Let there be light on plastic solar cells with the right interface and cathode size

Low-cost clean alternative-energy sources have become a necessity to sustain the growth and quality of life on our planet. This poses a challenging scientific problem, requiring us to explore energy-harnessing ideas beyond conventional concepts and materials. Production of photovoltaic cells employing carriers originating from thin polymer films, manufactured by reel-to-reel printing and coating techniques, and packaged using lamination methods, is not only a novelty but also attractive from a commercial-environmental design perspective.

A prerequisite for photo-induced charge generation and separation in these active layers is the presence of donor-acceptor interfaces that form bulk heterojunctions where charge transfer occurs from a photoexcited donor to an acceptor on ultrafast timescales.¹ The power-conversion efficiency of bulk-heterojunction-polymer solar cells based on a blend of poly(3-hexylthiophene) and [6,6]-phenyl-C61-butyric-acid methyl ester (P3HT-PCBM) has thus far reached approximately 5%.¹ The morphology of these polymer-blend films—which form essentially an interpenetrating network—plays a crucial role in enabling efficient carrier transport.

Ongoing research efforts in this field include development of photovoltaic devices based on appropriate donor-acceptor combinations that provide suitable energy-level differences in the photoexcited state and phase-separation length scales. This ultimately results in morphologies leading to efficient performance parameters such as short-circuit current, open-circuit voltage, and sizable fill factors. In addition, our current research focuses on active-layer design (where the optical-absorption characteristics match the solar spectrum from UV to near-IR wavelengths), stable operation over a long period, and thermally stable and low-aging characteristics under AM1.5 (airmass 1.5) conditions, as well as device engineering (e.g., tandem-cell approaches) to enhance the optical-path length in photonic structures.

Figure 1. Scaling behavior of solar-cell efficiency (defined as the ratio of the product of short-circuit current, J_SC, open-circuit voltage, V_OC, and fill factor to the incident-light power density) as a function of active calcium/aluminum (Ca/Al) cathode area for a P3HT-PCBM solar cell under flooded uniform white-light illumination of 80mW/cm². V_OC, the fill factor, and the incident-light power density are independent of cathode size. ITO/PEDOT: Indium-tin oxide glass treated with a layer of conducting polymer, PEDOT:PSS.

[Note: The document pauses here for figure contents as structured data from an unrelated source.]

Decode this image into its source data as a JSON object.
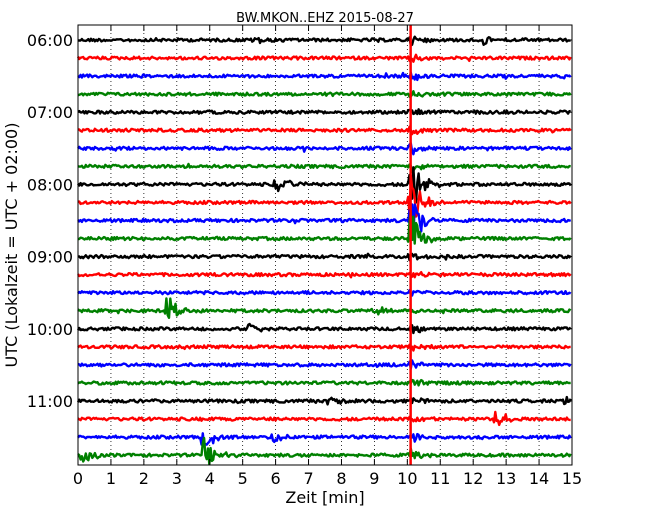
{
  "chart_data": {
    "type": "line",
    "title": "BW.MKON..EHZ 2015-08-27",
    "xlabel": "Zeit  [min]",
    "ylabel": "UTC (Lokalzeit = UTC + 02:00)",
    "xlim": [
      0,
      15
    ],
    "x_ticks": [
      "0",
      "1",
      "2",
      "3",
      "4",
      "5",
      "6",
      "7",
      "8",
      "9",
      "10",
      "11",
      "12",
      "13",
      "14",
      "15"
    ],
    "y_ticks": [
      "06:00",
      "07:00",
      "08:00",
      "09:00",
      "10:00",
      "11:00"
    ],
    "grid": {
      "x": true,
      "style": "dotted"
    },
    "colors": [
      "#000000",
      "#ff0000",
      "#0000ff",
      "#008000"
    ],
    "row_start": "06:00",
    "row_step_minutes": 15,
    "rows": 24,
    "events": [
      {
        "x": 10.1,
        "rows_from": 0,
        "rows_to": 23,
        "amp": 6
      },
      {
        "x": 10.1,
        "rows_from": 8,
        "rows_to": 11,
        "amp": 30
      },
      {
        "x": 2.7,
        "rows_from": 15,
        "rows_to": 15,
        "amp": 18
      },
      {
        "x": 3.8,
        "rows_from": 22,
        "rows_to": 23,
        "amp": 20
      },
      {
        "x": 6.0,
        "rows_from": 8,
        "rows_to": 8,
        "amp": 9
      },
      {
        "x": 6.3,
        "rows_from": 8,
        "rows_to": 8,
        "amp": 8
      },
      {
        "x": 12.7,
        "rows_from": 21,
        "rows_to": 21,
        "amp": 11
      },
      {
        "x": 14.8,
        "rows_from": 20,
        "rows_to": 20,
        "amp": 9
      },
      {
        "x": 5.3,
        "rows_from": 0,
        "rows_to": 0,
        "amp": 6
      },
      {
        "x": 5.2,
        "rows_from": 16,
        "rows_to": 16,
        "amp": 5
      },
      {
        "x": 7.6,
        "rows_from": 20,
        "rows_to": 20,
        "amp": 5
      },
      {
        "x": 5.9,
        "rows_from": 22,
        "rows_to": 22,
        "amp": 6
      },
      {
        "x": 0.1,
        "rows_from": 23,
        "rows_to": 23,
        "amp": 10
      },
      {
        "x": 9.0,
        "rows_from": 15,
        "rows_to": 15,
        "amp": 5
      },
      {
        "x": 12.3,
        "rows_from": 0,
        "rows_to": 0,
        "amp": 5
      }
    ]
  }
}
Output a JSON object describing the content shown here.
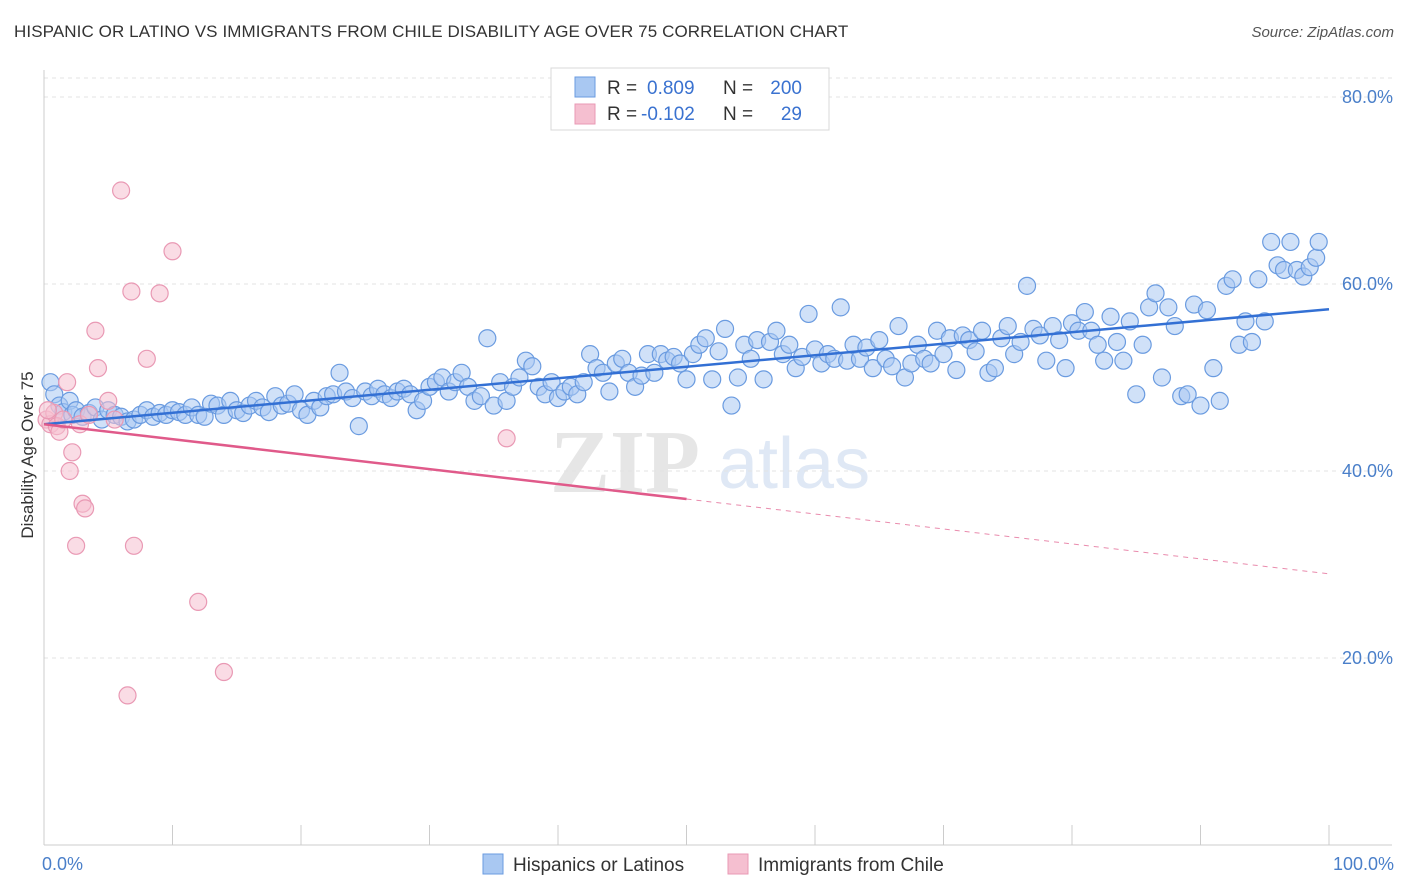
{
  "title": "HISPANIC OR LATINO VS IMMIGRANTS FROM CHILE DISABILITY AGE OVER 75 CORRELATION CHART",
  "source": "Source: ZipAtlas.com",
  "watermark": {
    "zip": "ZIP",
    "atlas": "atlas"
  },
  "colors": {
    "blue": "#a9c8f2",
    "blue_stroke": "#6a9be0",
    "blue_line": "#3370d4",
    "pink": "#f5bfd0",
    "pink_stroke": "#e999b4",
    "pink_line": "#e05a8a",
    "tick_text": "#4a7fc9",
    "grid": "#e3e3e3"
  },
  "legend": {
    "r_label": "R =",
    "n_label": "N =",
    "rows": [
      {
        "r": "0.809",
        "n": "200",
        "color": "blue"
      },
      {
        "r": "-0.102",
        "n": "29",
        "color": "pink"
      }
    ]
  },
  "chart_data": {
    "type": "scatter",
    "xlabel": "",
    "ylabel": "Disability Age Over 75",
    "xlim": [
      0,
      100
    ],
    "ylim": [
      0,
      85
    ],
    "x_tick_labels": [
      "0.0%",
      "100.0%"
    ],
    "y_ticks": [
      20,
      40,
      60,
      80
    ],
    "y_tick_labels": [
      "20.0%",
      "40.0%",
      "60.0%",
      "80.0%"
    ],
    "grid": true,
    "legend_position": "top-center",
    "series": [
      {
        "name": "Hispanics or Latinos",
        "color": "blue",
        "trendline": {
          "x": [
            0,
            100
          ],
          "y": [
            45.0,
            57.3
          ],
          "dashed_after": null
        },
        "points": [
          [
            0.5,
            49.5
          ],
          [
            0.8,
            48.2
          ],
          [
            1.2,
            47.0
          ],
          [
            1.5,
            46.3
          ],
          [
            2.0,
            47.5
          ],
          [
            2.2,
            46.0
          ],
          [
            2.5,
            46.5
          ],
          [
            3.0,
            45.8
          ],
          [
            3.5,
            46.2
          ],
          [
            4.0,
            46.8
          ],
          [
            4.5,
            45.5
          ],
          [
            5.0,
            46.5
          ],
          [
            5.5,
            46.0
          ],
          [
            6.0,
            45.8
          ],
          [
            6.5,
            45.3
          ],
          [
            7.0,
            45.5
          ],
          [
            7.5,
            46.0
          ],
          [
            8.0,
            46.5
          ],
          [
            8.5,
            45.8
          ],
          [
            9.0,
            46.2
          ],
          [
            9.5,
            46.0
          ],
          [
            10.0,
            46.5
          ],
          [
            10.5,
            46.3
          ],
          [
            11.0,
            46.0
          ],
          [
            11.5,
            46.8
          ],
          [
            12.0,
            46.0
          ],
          [
            12.5,
            45.8
          ],
          [
            13.0,
            47.2
          ],
          [
            13.5,
            47.0
          ],
          [
            14.0,
            46.0
          ],
          [
            14.5,
            47.5
          ],
          [
            15.0,
            46.5
          ],
          [
            15.5,
            46.2
          ],
          [
            16.0,
            47.0
          ],
          [
            16.5,
            47.5
          ],
          [
            17.0,
            46.8
          ],
          [
            17.5,
            46.3
          ],
          [
            18.0,
            48.0
          ],
          [
            18.5,
            47.0
          ],
          [
            19.0,
            47.2
          ],
          [
            19.5,
            48.2
          ],
          [
            20.0,
            46.5
          ],
          [
            20.5,
            46.0
          ],
          [
            21.0,
            47.5
          ],
          [
            21.5,
            46.8
          ],
          [
            22.0,
            48.0
          ],
          [
            22.5,
            48.2
          ],
          [
            23.0,
            50.5
          ],
          [
            23.5,
            48.5
          ],
          [
            24.0,
            47.8
          ],
          [
            24.5,
            44.8
          ],
          [
            25.0,
            48.5
          ],
          [
            25.5,
            48.0
          ],
          [
            26.0,
            48.8
          ],
          [
            26.5,
            48.2
          ],
          [
            27.0,
            47.8
          ],
          [
            27.5,
            48.5
          ],
          [
            28.0,
            48.8
          ],
          [
            28.5,
            48.2
          ],
          [
            29.0,
            46.5
          ],
          [
            29.5,
            47.5
          ],
          [
            30.0,
            49.0
          ],
          [
            30.5,
            49.5
          ],
          [
            31.0,
            50.0
          ],
          [
            31.5,
            48.5
          ],
          [
            32.0,
            49.5
          ],
          [
            32.5,
            50.5
          ],
          [
            33.0,
            49.0
          ],
          [
            33.5,
            47.5
          ],
          [
            34.0,
            48.0
          ],
          [
            34.5,
            54.2
          ],
          [
            35.0,
            47.0
          ],
          [
            35.5,
            49.5
          ],
          [
            36.0,
            47.5
          ],
          [
            36.5,
            49.0
          ],
          [
            37.0,
            50.0
          ],
          [
            37.5,
            51.8
          ],
          [
            38.0,
            51.2
          ],
          [
            38.5,
            49.0
          ],
          [
            39.0,
            48.2
          ],
          [
            39.5,
            49.5
          ],
          [
            40.0,
            47.8
          ],
          [
            40.5,
            48.5
          ],
          [
            41.0,
            49.0
          ],
          [
            41.5,
            48.2
          ],
          [
            42.0,
            49.5
          ],
          [
            42.5,
            52.5
          ],
          [
            43.0,
            51.0
          ],
          [
            43.5,
            50.5
          ],
          [
            44.0,
            48.5
          ],
          [
            44.5,
            51.5
          ],
          [
            45.0,
            52.0
          ],
          [
            45.5,
            50.5
          ],
          [
            46.0,
            49.0
          ],
          [
            46.5,
            50.2
          ],
          [
            47.0,
            52.5
          ],
          [
            47.5,
            50.5
          ],
          [
            48.0,
            52.5
          ],
          [
            48.5,
            51.8
          ],
          [
            49.0,
            52.2
          ],
          [
            49.5,
            51.5
          ],
          [
            50.0,
            49.8
          ],
          [
            50.5,
            52.5
          ],
          [
            51.0,
            53.5
          ],
          [
            51.5,
            54.2
          ],
          [
            52.0,
            49.8
          ],
          [
            52.5,
            52.8
          ],
          [
            53.0,
            55.2
          ],
          [
            53.5,
            47.0
          ],
          [
            54.0,
            50.0
          ],
          [
            54.5,
            53.5
          ],
          [
            55.0,
            52.0
          ],
          [
            55.5,
            54.0
          ],
          [
            56.0,
            49.8
          ],
          [
            56.5,
            53.8
          ],
          [
            57.0,
            55.0
          ],
          [
            57.5,
            52.5
          ],
          [
            58.0,
            53.5
          ],
          [
            58.5,
            51.0
          ],
          [
            59.0,
            52.2
          ],
          [
            59.5,
            56.8
          ],
          [
            60.0,
            53.0
          ],
          [
            60.5,
            51.5
          ],
          [
            61.0,
            52.5
          ],
          [
            61.5,
            52.0
          ],
          [
            62.0,
            57.5
          ],
          [
            62.5,
            51.8
          ],
          [
            63.0,
            53.5
          ],
          [
            63.5,
            52.0
          ],
          [
            64.0,
            53.2
          ],
          [
            64.5,
            51.0
          ],
          [
            65.0,
            54.0
          ],
          [
            65.5,
            52.0
          ],
          [
            66.0,
            51.2
          ],
          [
            66.5,
            55.5
          ],
          [
            67.0,
            50.0
          ],
          [
            67.5,
            51.5
          ],
          [
            68.0,
            53.5
          ],
          [
            68.5,
            52.0
          ],
          [
            69.0,
            51.5
          ],
          [
            69.5,
            55.0
          ],
          [
            70.0,
            52.5
          ],
          [
            70.5,
            54.2
          ],
          [
            71.0,
            50.8
          ],
          [
            71.5,
            54.5
          ],
          [
            72.0,
            54.0
          ],
          [
            72.5,
            52.8
          ],
          [
            73.0,
            55.0
          ],
          [
            73.5,
            50.5
          ],
          [
            74.0,
            51.0
          ],
          [
            74.5,
            54.2
          ],
          [
            75.0,
            55.5
          ],
          [
            75.5,
            52.5
          ],
          [
            76.0,
            53.8
          ],
          [
            76.5,
            59.8
          ],
          [
            77.0,
            55.2
          ],
          [
            77.5,
            54.5
          ],
          [
            78.0,
            51.8
          ],
          [
            78.5,
            55.5
          ],
          [
            79.0,
            54.0
          ],
          [
            79.5,
            51.0
          ],
          [
            80.0,
            55.8
          ],
          [
            80.5,
            55.0
          ],
          [
            81.0,
            57.0
          ],
          [
            81.5,
            55.0
          ],
          [
            82.0,
            53.5
          ],
          [
            82.5,
            51.8
          ],
          [
            83.0,
            56.5
          ],
          [
            83.5,
            53.8
          ],
          [
            84.0,
            51.8
          ],
          [
            84.5,
            56.0
          ],
          [
            85.0,
            48.2
          ],
          [
            85.5,
            53.5
          ],
          [
            86.0,
            57.5
          ],
          [
            86.5,
            59.0
          ],
          [
            87.0,
            50.0
          ],
          [
            87.5,
            57.5
          ],
          [
            88.0,
            55.5
          ],
          [
            88.5,
            48.0
          ],
          [
            89.0,
            48.2
          ],
          [
            89.5,
            57.8
          ],
          [
            90.0,
            47.0
          ],
          [
            90.5,
            57.2
          ],
          [
            91.0,
            51.0
          ],
          [
            91.5,
            47.5
          ],
          [
            92.0,
            59.8
          ],
          [
            92.5,
            60.5
          ],
          [
            93.0,
            53.5
          ],
          [
            93.5,
            56.0
          ],
          [
            94.0,
            53.8
          ],
          [
            94.5,
            60.5
          ],
          [
            95.0,
            56.0
          ],
          [
            95.5,
            64.5
          ],
          [
            96.0,
            62.0
          ],
          [
            96.5,
            61.5
          ],
          [
            97.0,
            64.5
          ],
          [
            97.5,
            61.5
          ],
          [
            98.0,
            60.8
          ],
          [
            98.5,
            61.8
          ],
          [
            99.0,
            62.8
          ],
          [
            99.2,
            64.5
          ]
        ]
      },
      {
        "name": "Immigrants from Chile",
        "color": "pink",
        "trendline": {
          "x": [
            0,
            50,
            100
          ],
          "y": [
            45.0,
            37.0,
            29.0
          ],
          "dashed_after": 50
        },
        "points": [
          [
            0.2,
            45.5
          ],
          [
            0.5,
            45.0
          ],
          [
            0.8,
            46.2
          ],
          [
            1.0,
            44.8
          ],
          [
            1.2,
            44.2
          ],
          [
            1.5,
            45.5
          ],
          [
            1.8,
            49.5
          ],
          [
            2.0,
            40.0
          ],
          [
            2.2,
            42.0
          ],
          [
            2.5,
            32.0
          ],
          [
            2.8,
            45.0
          ],
          [
            3.0,
            36.5
          ],
          [
            3.2,
            36.0
          ],
          [
            3.5,
            46.0
          ],
          [
            4.0,
            55.0
          ],
          [
            4.2,
            51.0
          ],
          [
            5.0,
            47.5
          ],
          [
            5.5,
            45.5
          ],
          [
            6.0,
            70.0
          ],
          [
            6.5,
            16.0
          ],
          [
            6.8,
            59.2
          ],
          [
            7.0,
            32.0
          ],
          [
            8.0,
            52.0
          ],
          [
            9.0,
            59.0
          ],
          [
            10.0,
            63.5
          ],
          [
            12.0,
            26.0
          ],
          [
            14.0,
            18.5
          ],
          [
            36.0,
            43.5
          ],
          [
            0.3,
            46.5
          ]
        ]
      }
    ]
  }
}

We recently demonstrated the promise of some of these strategies. The donor-acceptor setup can be tailored to have a graded donor system, where efficient energy transfer takes place within the donor system itself prior to charge transfer to the acceptor. This is possible by controlling the conjugation length in poly(paraphenylene vinylene)-based systems and using internal conversion processes to enhance the higher-energy end of the solar spectrum.² The generally poor performance of these devices compared to their inorganic counterparts is largely due to the low fill factor and concave (S-shaped) light current density-voltage characteristics in the fourth quadrant (where the voltage, V, is given by 0<V<V_OC and V_OC is the open-circuit voltage). This is generally attributed not only to lower mobility but also to differences in hole-carrier and electron mobility, leading to carrier accumulation and space-charge behavior. Realistic deposition conditions of the cathode lead to a variety of interfacial features, of which some are current-limiting and detrimental. We realized that the additional factor contributing to these low fill factors can also originate from charge accumulation at the cathode-semiconductor interface.³ The shape of the current-voltage characteristics in the power-generating fourth quadrant strongly depends on the quality of the polymer-cathode interface and does not always bear the imprint of bulk-material properties.

The importance of this popular research area can be gauged by the growing number of peer-reviewed research papers in this interdisciplinary field where researchers routinely report power-conversion efficiency values and performance parameters. Unfortunately, in the absence of uniform standards and normalization procedures these estimates are difficult to compare across the board. We recently addressed this by studying the efficiency scaling as a function of electrode area and incident-beam size.⁴ The increase in efficiency for smaller active areas (see Figure 1) can be explained by reduced electrical-resistive losses, enhanced optical effects, and the finite additional fraction of photogenerated carriers in the vicinity of the perimeter defined by the metal electrode.⁴ Our results also suggest routes to design higher-performance large-area solar-grid structures that will take these effects into account. It is therefore expected that future polymer-based solar cells will reach a suitable performance level to offer a feasible alternative source of energy.